Joe turned to ask Brazille what “increase of violence” he was referring to, but the driver downshifted and the racket within the cab was too loud to continue the conversation.
The Sno-Cat nosed over the rim, and the wooded bowl was spread out in front of them. The brilliance of the snow hurt Joe’s eyes. The snow had changed everything; the melded, muted greens, grays, and blues of the meadows and tree-covered folds of before were now portrayed in stark black and white, as if someone had adjusted the contrast of the picture to its most severe. The day had warmed up and the sunshine was lustrous. Pinpricks of reflected light flashed like sequins from the snow in the flats and meadows.
The next thing Joe observed was that something was wrong in the meadow where the elk had been killed. The area should have been undisturbed, but it was criss-crossed with tracks. Tapping him on the shoulder to get his attention, Joe asked the driver to stop, and swung outside the Sno-Cat. Standing on the running board, he raised his binoculars. Behind him, he heard the other two vehicles approach and stop, their motors idling.
It looked like a circus down there. He could see where the snow had been dug up and piled in places, and spots where the snow was discolored.
Joe reentered the cab and closed the door. He turned to Brazille. “When you boys are through with me I need to take my snowmobile down there and look around.”
“What’s the problem?” Brazille said.
“It looks like somebody found those elk,” Joe said.
“Who in their right mind would be up here?” Brazille asked. “Who would give a shit about dead elk in these conditions?”
Joe shook his head. He was wondering the same thing. He turned back toward the front. “Me,” he said, more to himself than to Brazille.

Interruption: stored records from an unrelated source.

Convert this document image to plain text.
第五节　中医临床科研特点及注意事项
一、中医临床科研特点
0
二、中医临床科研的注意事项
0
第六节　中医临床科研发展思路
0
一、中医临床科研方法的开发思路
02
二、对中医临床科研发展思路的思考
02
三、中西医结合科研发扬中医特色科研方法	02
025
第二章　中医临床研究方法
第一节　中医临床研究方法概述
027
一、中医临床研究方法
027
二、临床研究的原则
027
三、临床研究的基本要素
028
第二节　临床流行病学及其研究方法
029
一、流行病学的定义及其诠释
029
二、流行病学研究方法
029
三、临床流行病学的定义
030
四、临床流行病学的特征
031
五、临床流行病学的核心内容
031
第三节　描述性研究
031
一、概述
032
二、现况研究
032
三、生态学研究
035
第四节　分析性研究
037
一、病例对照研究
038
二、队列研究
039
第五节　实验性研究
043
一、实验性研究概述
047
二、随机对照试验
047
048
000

“If we find whoever it was, we’ve got to question them about Lamar Gardiner’s murder,” Brazille said. “Maybe they heard something, or saw something.”
Joe nodded.
“Hell,” Brazille said, raising his eyebrows, “Maybe they were the ones who did it.”

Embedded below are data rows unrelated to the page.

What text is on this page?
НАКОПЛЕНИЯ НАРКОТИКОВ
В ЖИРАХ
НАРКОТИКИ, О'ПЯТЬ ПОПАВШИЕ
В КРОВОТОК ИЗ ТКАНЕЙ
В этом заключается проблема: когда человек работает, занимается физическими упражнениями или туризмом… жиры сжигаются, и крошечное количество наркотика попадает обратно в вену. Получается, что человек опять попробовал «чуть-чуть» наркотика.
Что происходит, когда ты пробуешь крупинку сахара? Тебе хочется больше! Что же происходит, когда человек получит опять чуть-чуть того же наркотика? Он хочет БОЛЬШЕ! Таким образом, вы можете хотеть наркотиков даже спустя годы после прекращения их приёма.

Joe led all of them through the heavy timber toward the tree where he had found Gardiner. The snow was thigh-high, with the consistency of flour. The men grunted and cursed behind him, and Joe felt a thin film of sweat growing between his skin and his first layer of clothing.
“How much farther?” Deputy McLanahan called out, between breaths.
“It’s right up ahead,” Joe answered, gesturing vaguely. It was hard to get his bearings, and he hoped he wouldn’t walk beyond the tree.
“You carried Lamar all this way?” Barnum asked, his voice wheezing. “Jesus!”
“The snow wasn’t as deep,” Joe explained.
“Can we rest for a minute? I need some air,” Melinda Strickland said, supporting herself against a tree trunk while she got her breath.
“Plus I’ve got some important calls to make,” she said as she pulled a cell phone from her coat. She looked at the phone. “Shit, I don’t have a signal up here.”
“Don’t you remember me saying that I couldn’t get a signal from up here?” Joe asked, annoyed that she hadn’t listened during the briefing that morning.
“Let’s take a break before proceeding,” she said, as if Joe hadn’t spoken.
“You’d think she was leading the investigation,” Barnum grumbled, although not loudly enough for Strickland to hear him. But the reporter, Elle Broxton-Howard, caught his remark and shot him a withering look.